Having lost its empire – the non-Russian republics of the old Soviet Union plus the east European Communist states – Russia today is a touchy country. It worries about its status in the world.

After all, most of the old Soviet bloc countries, as well as the formerly Soviet Baltic republics, are today members of the European Union and NATO.

Even states such as Georgia, which fought a war with Russia last summer, and Ukraine, once part of the Soviet heartland, are now America’s friends.

Hence Russia’s desire to defend past decisions. But such rewriting of history will go nowhere, because the pact did in fact create the conditions for the “perfect storm” that precipitated the world’s largest conflict.

The pact contained a secret protocol dividing eastern Europe into German and Soviet spheres of influence, including an agreement to partition Poland. So Nazi dictator Adolf Hitler invaded Poland a week later, triggering a British and French declaration of war against Germany on Sept. 3.

Soviet leader Joseph Stalin then joined in the dismemberment of Poland, with Soviet troops occupying their portion of the country beginning on Sept. 17. On Sept. 21, the Soviets and Germans signed a formal agreement coordinating military movements in Poland, and Polish resistance ended soon afterwards.

Germany and the Soviet Union continued their acts of aggression in 1940-1941. During the period that the Nazis could count on Stalin as a de facto ally, Hitler conquered most of Europe, including Denmark, France, Norway, the Benelux countries, Greece and Yugoslavia; he also solidified his alliances with Italy, Hungary, Romania and Bulgaria.

Stalin, meanwhile, annexed the Baltic states of Estonia, Latvia, Lithuania; Bessarabia and northern Bukovina in Romania; and fought a war with Finland, gaining Finnish Karelia.

So friendly had the Soviets become with Hitler that it carried into the realm of anti-Semitism.

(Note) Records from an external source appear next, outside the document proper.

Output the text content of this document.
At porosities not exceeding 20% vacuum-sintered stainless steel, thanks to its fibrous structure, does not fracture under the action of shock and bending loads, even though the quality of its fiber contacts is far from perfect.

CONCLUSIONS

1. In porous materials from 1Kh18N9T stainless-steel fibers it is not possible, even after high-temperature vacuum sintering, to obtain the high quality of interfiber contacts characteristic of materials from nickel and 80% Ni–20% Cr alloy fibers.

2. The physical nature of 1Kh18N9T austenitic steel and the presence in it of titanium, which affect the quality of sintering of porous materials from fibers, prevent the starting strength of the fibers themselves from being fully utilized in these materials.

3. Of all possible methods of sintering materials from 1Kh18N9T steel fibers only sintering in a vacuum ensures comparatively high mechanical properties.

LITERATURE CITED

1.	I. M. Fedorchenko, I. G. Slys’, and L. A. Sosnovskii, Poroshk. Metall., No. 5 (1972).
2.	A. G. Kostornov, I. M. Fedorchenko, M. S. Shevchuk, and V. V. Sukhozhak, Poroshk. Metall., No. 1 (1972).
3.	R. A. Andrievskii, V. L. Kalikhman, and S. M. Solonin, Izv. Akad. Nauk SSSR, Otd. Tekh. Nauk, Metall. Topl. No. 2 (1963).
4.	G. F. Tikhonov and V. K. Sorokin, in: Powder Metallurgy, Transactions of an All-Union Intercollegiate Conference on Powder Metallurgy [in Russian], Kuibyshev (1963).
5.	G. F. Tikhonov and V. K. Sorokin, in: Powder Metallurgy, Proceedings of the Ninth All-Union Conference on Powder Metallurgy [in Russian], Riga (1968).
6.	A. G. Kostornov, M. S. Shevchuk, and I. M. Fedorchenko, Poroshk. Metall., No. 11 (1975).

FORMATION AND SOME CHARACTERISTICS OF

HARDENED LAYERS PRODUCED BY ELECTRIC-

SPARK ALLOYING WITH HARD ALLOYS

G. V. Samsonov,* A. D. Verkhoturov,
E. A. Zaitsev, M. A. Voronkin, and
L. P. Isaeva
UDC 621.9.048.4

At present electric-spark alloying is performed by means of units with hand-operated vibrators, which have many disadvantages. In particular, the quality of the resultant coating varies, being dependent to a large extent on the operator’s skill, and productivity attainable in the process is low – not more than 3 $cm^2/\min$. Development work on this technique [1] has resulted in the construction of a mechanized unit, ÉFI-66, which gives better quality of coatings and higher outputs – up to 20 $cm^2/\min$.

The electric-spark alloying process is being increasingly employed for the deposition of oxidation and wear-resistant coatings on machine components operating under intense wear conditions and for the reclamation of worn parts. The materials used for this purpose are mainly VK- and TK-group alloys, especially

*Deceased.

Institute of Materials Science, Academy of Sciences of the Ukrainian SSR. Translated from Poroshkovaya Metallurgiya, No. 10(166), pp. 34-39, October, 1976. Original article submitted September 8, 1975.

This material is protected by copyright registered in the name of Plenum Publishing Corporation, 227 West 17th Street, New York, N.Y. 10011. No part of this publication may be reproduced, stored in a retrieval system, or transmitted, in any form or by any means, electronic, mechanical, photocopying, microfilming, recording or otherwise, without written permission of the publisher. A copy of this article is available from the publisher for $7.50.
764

During this period, the Soviet League of the Militant Godless, a propaganda agency combating religion, paid especial attention to Judaism, almost in coordination with Nazi attacks on the “evils” of the Jewish faith.

Maybe it was more than just happenstance that it was on Aug. 21, 1940, almost on the first anniversary of the signing of the pact, that Stalin’s main rival, Leon Trotsky, who was Jewish, and had already been the object of anti-Semitic attacks, was murdered in Mexico by an agent of Moscow.

But all this currying favour with Hitler was for naught. On June 22, 1941, Germany attacked the Soviet Union, conquered huge areas of the country, and took millions of Soviet soldiers prisoner. Much of the country was laid waste.

It would take four years until the Russians defeated the invaders. Such were the fruits of political Machiavellianism.